Wednesday, October 5, 2016

After reading chapter four, attentiveness and the love of nature, I have a few thoughts on some of the points made.  I appreciated the points made specifically in opposition to the stereotypes held by society about scientists.  Scientists are not completely cold hearted and unemotional, because there is a reason that a scientist chooses to study a specific question about the universe.  Scientists enter the field because of the passion for the work that they are doing, and the drive to uncover new truths about the world.
In class, we discussed the very issue of what the central driving focus of science is, and we came to the conclusion that it is to discover new truths about the world.  In this chapter, it is argued that in order to observe the most information possible, and in my opinion uncover the most truths about the world, a scientist has to be passionate and loving of her work.  I agree with this, but I also believe that when it comes to the act of gathering data and recording the observations, a scientist has to push away their emotions.

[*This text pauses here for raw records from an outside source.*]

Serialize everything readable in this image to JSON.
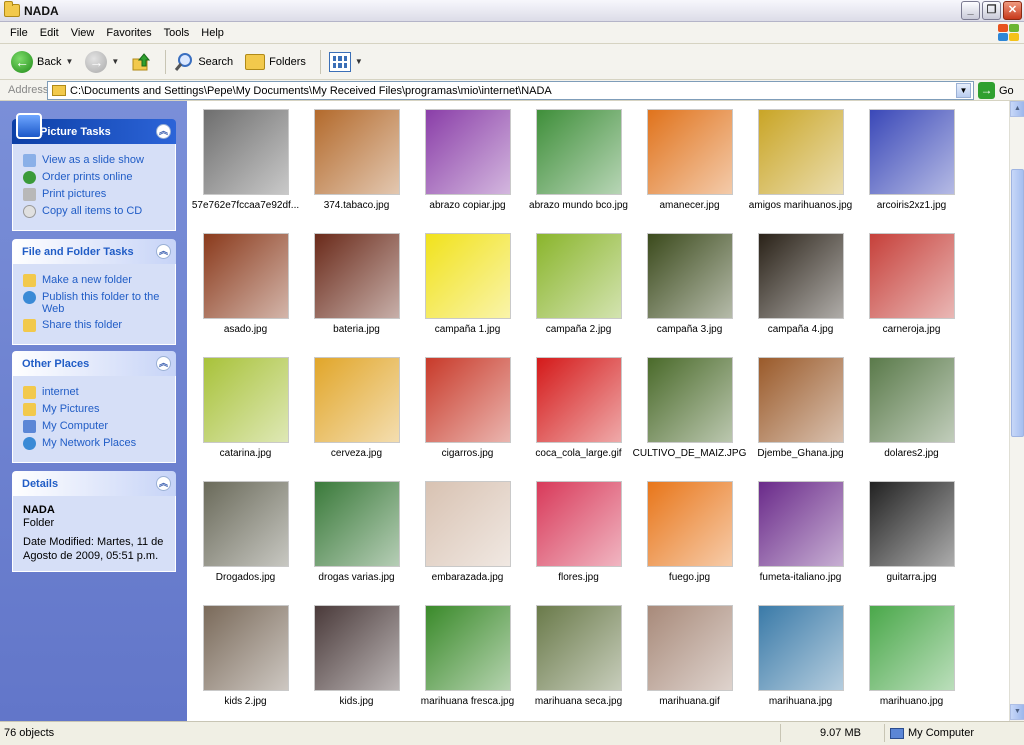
{
  "window": {
    "title": "NADA"
  },
  "menu": [
    "File",
    "Edit",
    "View",
    "Favorites",
    "Tools",
    "Help"
  ],
  "toolbar": {
    "back": "Back",
    "search": "Search",
    "folders": "Folders"
  },
  "address": {
    "label": "Address",
    "path": "C:\\Documents and Settings\\Pepe\\My Documents\\My Received Files\\programas\\mio\\internet\\NADA",
    "go": "Go"
  },
  "picture_tasks": {
    "title": "Picture Tasks",
    "items": [
      "View as a slide show",
      "Order prints online",
      "Print pictures",
      "Copy all items to CD"
    ]
  },
  "file_tasks": {
    "title": "File and Folder Tasks",
    "items": [
      "Make a new folder",
      "Publish this folder to the Web",
      "Share this folder"
    ]
  },
  "other_places": {
    "title": "Other Places",
    "items": [
      "internet",
      "My Pictures",
      "My Computer",
      "My Network Places"
    ]
  },
  "details": {
    "title": "Details",
    "name": "NADA",
    "type": "Folder",
    "modified": "Date Modified: Martes, 11 de Agosto de 2009, 05:51 p.m."
  },
  "files": [
    {
      "name": "57e762e7fccaa7e92df...",
      "color": "#6e6e6e"
    },
    {
      "name": "374.tabaco.jpg",
      "color": "#b36a2c"
    },
    {
      "name": "abrazo copiar.jpg",
      "color": "#8a3ea8"
    },
    {
      "name": "abrazo mundo bco.jpg",
      "color": "#3f8f3a"
    },
    {
      "name": "amanecer.jpg",
      "color": "#e0731c"
    },
    {
      "name": "amigos marihuanos.jpg",
      "color": "#c9a526"
    },
    {
      "name": "arcoiris2xz1.jpg",
      "color": "#3a48b8"
    },
    {
      "name": "asado.jpg",
      "color": "#8a3a1c"
    },
    {
      "name": "bateria.jpg",
      "color": "#6a2a1a"
    },
    {
      "name": "campaña 1.jpg",
      "color": "#f1e21c"
    },
    {
      "name": "campaña 2.jpg",
      "color": "#8ab52c"
    },
    {
      "name": "campaña 3.jpg",
      "color": "#3b4a1c"
    },
    {
      "name": "campaña 4.jpg",
      "color": "#2a2218"
    },
    {
      "name": "carneroja.jpg",
      "color": "#c6403a"
    },
    {
      "name": "catarina.jpg",
      "color": "#a8c23a"
    },
    {
      "name": "cerveza.jpg",
      "color": "#e1a62a"
    },
    {
      "name": "cigarros.jpg",
      "color": "#c83a2a"
    },
    {
      "name": "coca_cola_large.gif",
      "color": "#d41a1a"
    },
    {
      "name": "CULTIVO_DE_MAIZ.JPG",
      "color": "#4a6a2a"
    },
    {
      "name": "Djembe_Ghana.jpg",
      "color": "#9a5a2a"
    },
    {
      "name": "dolares2.jpg",
      "color": "#5a7a4a"
    },
    {
      "name": "Drogados.jpg",
      "color": "#6a6a5a"
    },
    {
      "name": "drogas varias.jpg",
      "color": "#3a7a3a"
    },
    {
      "name": "embarazada.jpg",
      "color": "#d8c2b2"
    },
    {
      "name": "flores.jpg",
      "color": "#d83a5a"
    },
    {
      "name": "fuego.jpg",
      "color": "#e8761a"
    },
    {
      "name": "fumeta-italiano.jpg",
      "color": "#6a2a8a"
    },
    {
      "name": "guitarra.jpg",
      "color": "#222222"
    },
    {
      "name": "kids 2.jpg",
      "color": "#7a6a5a"
    },
    {
      "name": "kids.jpg",
      "color": "#4a3a3a"
    },
    {
      "name": "marihuana fresca.jpg",
      "color": "#3a8a2a"
    },
    {
      "name": "marihuana seca.jpg",
      "color": "#6a7a4a"
    },
    {
      "name": "marihuana.gif",
      "color": "#a88a7a"
    },
    {
      "name": "marihuana.jpg",
      "color": "#3a7aa8"
    },
    {
      "name": "marihuano.jpg",
      "color": "#4aa84a"
    }
  ],
  "status": {
    "objects": "76 objects",
    "size": "9.07 MB",
    "location": "My Computer"
  }
}
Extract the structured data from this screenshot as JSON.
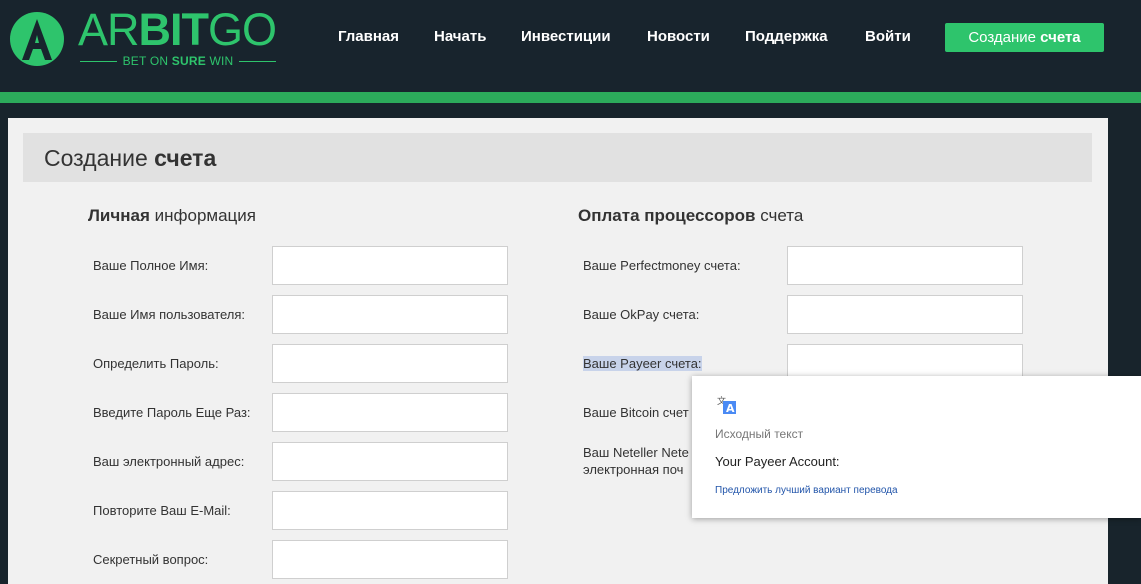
{
  "logo": {
    "ar": "AR",
    "bit": "BIT",
    "go": "GO",
    "tagline_pre": "BET ON ",
    "tagline_bold": "SURE",
    "tagline_post": " WIN"
  },
  "nav": {
    "items": [
      "Главная",
      "Начать",
      "Инвестиции",
      "Новости",
      "Поддержка",
      "Войти"
    ],
    "create_pre": "Создание ",
    "create_bold": "счета"
  },
  "page": {
    "title_pre": "Создание ",
    "title_bold": "счета"
  },
  "personal": {
    "heading_bold": "Личная",
    "heading_rest": " информация",
    "labels": [
      "Ваше Полное Имя:",
      "Ваше Имя пользователя:",
      "Определить Пароль:",
      "Введите Пароль Еще Раз:",
      "Ваш электронный адрес:",
      "Повторите Ваш E-Mail:",
      "Секретный вопрос:"
    ]
  },
  "payment": {
    "heading_bold": "Оплата процессоров",
    "heading_rest": " счета",
    "labels": [
      "Ваше Perfectmoney счета:",
      "Ваше OkPay счета:",
      "Ваше Payeer счета:",
      "Ваше Bitcoin счет",
      "Ваш Neteller Nete",
      "электронная поч"
    ]
  },
  "translate_popup": {
    "source_label": "Исходный текст",
    "source_text": "Your Payeer Account:",
    "suggest_link": "Предложить лучший вариант перевода"
  },
  "colors": {
    "brand_green": "#2ec46c",
    "header_bg": "#18242d",
    "accent_bar": "#2cab5b"
  }
}
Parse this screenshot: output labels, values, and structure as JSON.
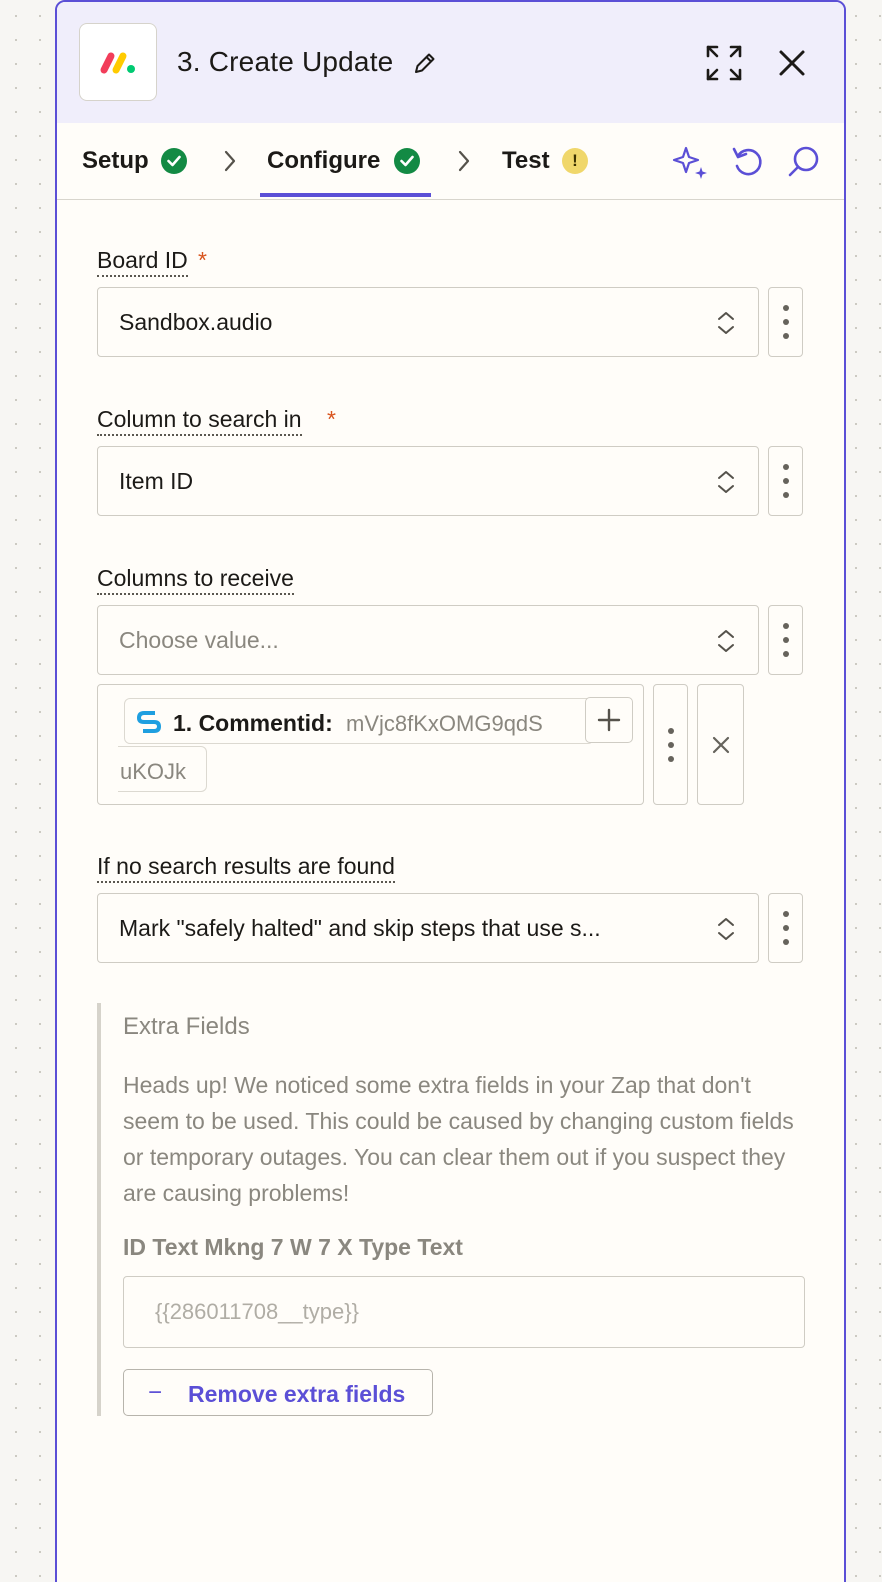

A scientist can be extremely passionate and emotional about their work and still be completely unemotional when collecting data.  I believe that allowing one’s emotions to be active during this stage can lead to unintentional consequences, e.g. exaggerating effects.

After reading Darwin’s obituaries, I read an obituary of George Washington Carver. I believe that the obituary did a good job giving Carver credit for the accomplishes he had throughout his life. However, I would have liked to see how his obituary would have been written today, due to the discrimination and oppression that was in place at the time.  I would be interested to see if the detail or accomplishments written about would be changed.